Nor are the Trumps the only dynastic connection the Cuomos has picked up. Andrew did very well for himself by marrying Kerry Kennedy in 1990. As a daughter of Robert Kennedy and niece of JFK, this was tantamount to marrying Democrat royalty, and it undoubtedly brought some very welcome fresh connections to Cuomo’s already full Rolodex. Kennedy, a human rights actitivist, thought herself fortunate to have landed this “hunk” with political ambitions of his own, and they had three daughters before divorcing in 2005. The Kennedy-Cuomo sisters are blessed, or possibly not, with a near-aristocratic political surname, rivalled only by the offspring of Julie Nixon and David Eisenhower.
Even if the current misconduct allegations had never been thrown at Cuomo, the gilt was already starting to peel from the statesmanlike portrait. One way or another, a gross under reporting of deaths from Covid-19 in New York State care homes was uncovered, with a 50 per cent under reporting. Congress member Alexandria Ocasio-Cortez, a prominent Democrat complained: “Thousands of vulnerable New Yorkers lost their lives in nursing homes throughout the pandemic. Their loved ones and the public deserve answers and transparency from their elected leadership, and the secretary to the governor’s remarks warrant a full investigation.” That too is now the subject of inquiry, by the FBI among others.
More locally, but no less problematic, New York State is what Cuomo describes as “functionally bankrupt”, with a $10bn deficit, even bigger than the one he inherited and pledged to cut back in 2010, though the pandemic is to blame for much of it. New York’s underground system and its airports are other headaches, and the Cuomo administration has not been free of corruption allegations of its own.
He also tried and failed to establish Amazon’s second HQ in the state (though it was not his fault they were scared away). It is all a disappointment, given that Cuomo took over from two problematic Democrat predecessors, Eliot Spitzer and David Patterson. Now, facing re-election next year, Cuomo is also turning into something of a liability.
Perhaps “tragedy” is too big a world for what has happened to Cuomo, but there is more than a hint of promise unfulfilled. His father was teasingly nicknamed “the Hamlet of the Hudson” because of his agonising over the Democrat nomination for president in 1984, 1988 and 1992. His son looks like never again enjoying the exquisite pain of deciding if he should run for the highest office. New York, state and city, has turned out some remarkable politicians – the two Roosevelt presidents (Theodore and Franklin), Al Smith, La Guardia, John Lindsay, Nelson Rockefeller, Ed Koch, Harvey Milk, Rudi Giuliani, AOC, as well as the Trumps and the Cuomos, and it remains a substantial political base. Were it not for his character flaws Andrew could have run in 2020 or 2024, and won.

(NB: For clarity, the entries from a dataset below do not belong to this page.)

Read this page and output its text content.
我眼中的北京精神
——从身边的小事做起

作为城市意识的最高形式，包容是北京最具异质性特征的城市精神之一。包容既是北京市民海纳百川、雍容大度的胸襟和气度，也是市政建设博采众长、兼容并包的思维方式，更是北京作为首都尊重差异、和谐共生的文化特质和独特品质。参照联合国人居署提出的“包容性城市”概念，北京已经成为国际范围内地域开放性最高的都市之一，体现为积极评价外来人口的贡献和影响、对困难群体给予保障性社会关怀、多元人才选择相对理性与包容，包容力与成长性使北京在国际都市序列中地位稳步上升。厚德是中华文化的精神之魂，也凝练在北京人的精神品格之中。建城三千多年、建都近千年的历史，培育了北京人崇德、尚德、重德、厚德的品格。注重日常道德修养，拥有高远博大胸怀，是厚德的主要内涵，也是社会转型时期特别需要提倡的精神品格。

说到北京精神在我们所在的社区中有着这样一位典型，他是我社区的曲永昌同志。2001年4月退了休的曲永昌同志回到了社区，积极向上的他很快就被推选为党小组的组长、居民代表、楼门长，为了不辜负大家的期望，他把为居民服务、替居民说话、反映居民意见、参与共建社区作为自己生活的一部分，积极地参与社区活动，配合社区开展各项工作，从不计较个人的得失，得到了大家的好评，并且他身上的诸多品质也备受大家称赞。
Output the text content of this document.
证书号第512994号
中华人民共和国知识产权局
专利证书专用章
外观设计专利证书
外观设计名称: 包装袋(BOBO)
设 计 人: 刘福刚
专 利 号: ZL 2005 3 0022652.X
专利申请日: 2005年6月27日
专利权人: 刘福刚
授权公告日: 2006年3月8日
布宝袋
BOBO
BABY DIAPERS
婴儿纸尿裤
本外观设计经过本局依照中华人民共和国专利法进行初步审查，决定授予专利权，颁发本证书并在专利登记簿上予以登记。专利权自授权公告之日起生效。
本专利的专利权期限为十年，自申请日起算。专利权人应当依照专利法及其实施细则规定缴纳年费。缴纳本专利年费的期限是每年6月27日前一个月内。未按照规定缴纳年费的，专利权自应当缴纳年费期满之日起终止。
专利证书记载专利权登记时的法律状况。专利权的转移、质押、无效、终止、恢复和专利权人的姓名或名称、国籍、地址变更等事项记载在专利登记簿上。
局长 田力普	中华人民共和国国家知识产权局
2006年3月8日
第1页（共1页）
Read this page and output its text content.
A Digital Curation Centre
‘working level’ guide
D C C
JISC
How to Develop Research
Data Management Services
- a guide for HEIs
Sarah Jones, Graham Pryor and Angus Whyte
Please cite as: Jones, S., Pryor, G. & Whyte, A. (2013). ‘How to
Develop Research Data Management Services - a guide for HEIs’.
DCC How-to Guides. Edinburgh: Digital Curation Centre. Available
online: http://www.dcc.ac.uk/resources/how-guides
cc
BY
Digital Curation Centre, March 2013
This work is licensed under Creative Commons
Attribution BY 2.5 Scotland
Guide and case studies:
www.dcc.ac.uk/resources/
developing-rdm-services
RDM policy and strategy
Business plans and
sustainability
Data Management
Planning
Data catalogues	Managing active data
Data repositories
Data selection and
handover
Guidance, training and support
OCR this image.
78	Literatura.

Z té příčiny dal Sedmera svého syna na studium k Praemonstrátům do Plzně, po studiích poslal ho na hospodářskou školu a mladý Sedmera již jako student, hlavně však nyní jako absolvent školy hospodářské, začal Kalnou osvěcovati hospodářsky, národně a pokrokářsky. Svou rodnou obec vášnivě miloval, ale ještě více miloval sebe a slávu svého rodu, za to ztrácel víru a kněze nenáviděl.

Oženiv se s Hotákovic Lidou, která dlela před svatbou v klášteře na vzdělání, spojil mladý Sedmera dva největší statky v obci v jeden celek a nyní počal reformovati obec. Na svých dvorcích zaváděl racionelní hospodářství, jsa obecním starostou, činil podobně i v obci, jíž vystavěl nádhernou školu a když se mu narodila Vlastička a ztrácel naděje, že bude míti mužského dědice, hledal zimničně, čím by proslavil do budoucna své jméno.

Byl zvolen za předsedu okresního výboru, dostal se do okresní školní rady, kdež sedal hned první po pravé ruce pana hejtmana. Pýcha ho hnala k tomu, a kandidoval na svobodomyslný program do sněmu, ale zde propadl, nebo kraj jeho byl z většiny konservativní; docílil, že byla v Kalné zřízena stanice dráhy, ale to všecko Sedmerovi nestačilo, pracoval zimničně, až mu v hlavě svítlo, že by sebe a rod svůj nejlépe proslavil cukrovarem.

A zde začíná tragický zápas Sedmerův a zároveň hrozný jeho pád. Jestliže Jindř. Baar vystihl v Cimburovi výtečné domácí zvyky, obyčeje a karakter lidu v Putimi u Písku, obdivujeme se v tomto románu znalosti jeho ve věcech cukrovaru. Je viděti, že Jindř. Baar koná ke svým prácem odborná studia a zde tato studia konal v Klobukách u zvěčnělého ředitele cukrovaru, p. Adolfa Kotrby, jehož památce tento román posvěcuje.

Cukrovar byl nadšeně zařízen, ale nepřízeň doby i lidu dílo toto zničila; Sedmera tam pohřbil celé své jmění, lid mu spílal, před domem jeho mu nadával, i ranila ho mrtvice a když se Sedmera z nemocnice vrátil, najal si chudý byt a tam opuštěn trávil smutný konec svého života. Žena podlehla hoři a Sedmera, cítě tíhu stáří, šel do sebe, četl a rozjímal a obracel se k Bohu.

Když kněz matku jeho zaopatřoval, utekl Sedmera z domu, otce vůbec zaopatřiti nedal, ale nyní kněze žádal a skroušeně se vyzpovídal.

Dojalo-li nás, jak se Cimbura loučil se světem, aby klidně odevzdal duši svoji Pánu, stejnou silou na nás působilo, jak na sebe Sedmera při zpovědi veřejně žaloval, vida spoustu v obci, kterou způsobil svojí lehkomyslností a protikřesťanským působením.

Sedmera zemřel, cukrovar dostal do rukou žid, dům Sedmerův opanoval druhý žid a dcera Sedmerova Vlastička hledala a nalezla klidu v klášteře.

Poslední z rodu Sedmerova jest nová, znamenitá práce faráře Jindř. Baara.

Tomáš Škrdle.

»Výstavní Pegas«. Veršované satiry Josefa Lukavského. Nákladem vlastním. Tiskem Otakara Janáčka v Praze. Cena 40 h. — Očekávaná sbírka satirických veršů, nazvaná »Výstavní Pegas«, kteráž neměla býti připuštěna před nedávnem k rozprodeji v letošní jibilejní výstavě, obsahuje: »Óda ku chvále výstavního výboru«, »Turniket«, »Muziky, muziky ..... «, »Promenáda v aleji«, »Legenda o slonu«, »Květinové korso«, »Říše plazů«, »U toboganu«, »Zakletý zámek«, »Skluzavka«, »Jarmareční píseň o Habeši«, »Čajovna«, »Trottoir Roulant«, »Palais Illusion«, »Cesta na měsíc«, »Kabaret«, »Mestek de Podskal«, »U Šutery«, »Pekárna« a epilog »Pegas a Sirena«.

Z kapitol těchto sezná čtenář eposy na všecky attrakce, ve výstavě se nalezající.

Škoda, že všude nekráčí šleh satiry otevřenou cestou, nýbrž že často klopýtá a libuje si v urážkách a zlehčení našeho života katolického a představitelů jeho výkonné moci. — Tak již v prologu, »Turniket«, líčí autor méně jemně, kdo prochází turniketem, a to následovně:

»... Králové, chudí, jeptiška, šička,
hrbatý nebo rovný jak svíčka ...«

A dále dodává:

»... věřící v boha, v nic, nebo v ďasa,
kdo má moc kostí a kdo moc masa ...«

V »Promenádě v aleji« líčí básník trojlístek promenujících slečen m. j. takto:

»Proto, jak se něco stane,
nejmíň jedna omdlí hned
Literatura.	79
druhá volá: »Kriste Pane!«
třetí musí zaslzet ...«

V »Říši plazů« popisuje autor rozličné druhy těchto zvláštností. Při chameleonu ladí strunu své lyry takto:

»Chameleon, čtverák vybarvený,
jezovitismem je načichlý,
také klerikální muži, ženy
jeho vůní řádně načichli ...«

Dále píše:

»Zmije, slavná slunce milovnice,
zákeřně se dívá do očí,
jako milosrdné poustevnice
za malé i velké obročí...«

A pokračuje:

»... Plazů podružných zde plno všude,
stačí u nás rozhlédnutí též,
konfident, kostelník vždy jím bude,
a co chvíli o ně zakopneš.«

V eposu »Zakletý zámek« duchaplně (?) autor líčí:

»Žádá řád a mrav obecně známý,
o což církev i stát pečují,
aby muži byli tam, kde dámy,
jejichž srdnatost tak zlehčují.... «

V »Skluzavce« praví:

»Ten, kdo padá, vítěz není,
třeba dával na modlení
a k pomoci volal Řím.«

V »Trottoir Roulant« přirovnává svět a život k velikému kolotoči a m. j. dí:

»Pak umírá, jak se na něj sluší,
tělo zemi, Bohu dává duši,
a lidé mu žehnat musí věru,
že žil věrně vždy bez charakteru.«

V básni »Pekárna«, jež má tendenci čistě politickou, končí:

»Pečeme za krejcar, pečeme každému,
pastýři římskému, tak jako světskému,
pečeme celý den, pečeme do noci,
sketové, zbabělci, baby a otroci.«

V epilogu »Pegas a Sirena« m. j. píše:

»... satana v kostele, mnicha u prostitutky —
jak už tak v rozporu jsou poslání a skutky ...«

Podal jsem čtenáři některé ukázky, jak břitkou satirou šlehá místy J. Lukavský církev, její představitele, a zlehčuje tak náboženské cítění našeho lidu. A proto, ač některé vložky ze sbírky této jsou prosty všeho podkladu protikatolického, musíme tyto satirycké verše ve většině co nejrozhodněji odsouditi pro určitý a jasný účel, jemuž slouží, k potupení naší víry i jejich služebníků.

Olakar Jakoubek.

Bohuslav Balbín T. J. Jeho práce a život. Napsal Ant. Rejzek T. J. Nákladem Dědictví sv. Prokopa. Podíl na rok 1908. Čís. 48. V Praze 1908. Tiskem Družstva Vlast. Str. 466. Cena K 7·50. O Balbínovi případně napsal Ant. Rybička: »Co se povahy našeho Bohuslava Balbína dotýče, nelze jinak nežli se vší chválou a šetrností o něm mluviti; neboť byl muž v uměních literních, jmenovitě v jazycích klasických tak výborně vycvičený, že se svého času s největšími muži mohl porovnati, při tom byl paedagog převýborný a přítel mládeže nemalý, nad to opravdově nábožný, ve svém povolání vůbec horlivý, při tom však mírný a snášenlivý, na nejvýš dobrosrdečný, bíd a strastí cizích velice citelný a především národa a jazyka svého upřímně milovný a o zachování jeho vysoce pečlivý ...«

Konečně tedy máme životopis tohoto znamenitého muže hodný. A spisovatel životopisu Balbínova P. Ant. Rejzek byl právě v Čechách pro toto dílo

It would have been a remarkable story for a boy from Queens, whose grandparents ran a grocery store, a warm rendition of the story of the American dream. He was, or appeared to be, a feminist and defender of women’s rights (which annoyed some in his Catholic faith), he stopped fracking in the state, he stood for equal LGBT+ treatment and single sex marriage, he was progressive and he made his state one of the most restrictive for gun ownership. He might have done much more good had he made it to the White House. Maybe, though, it was just as well that he didn’t.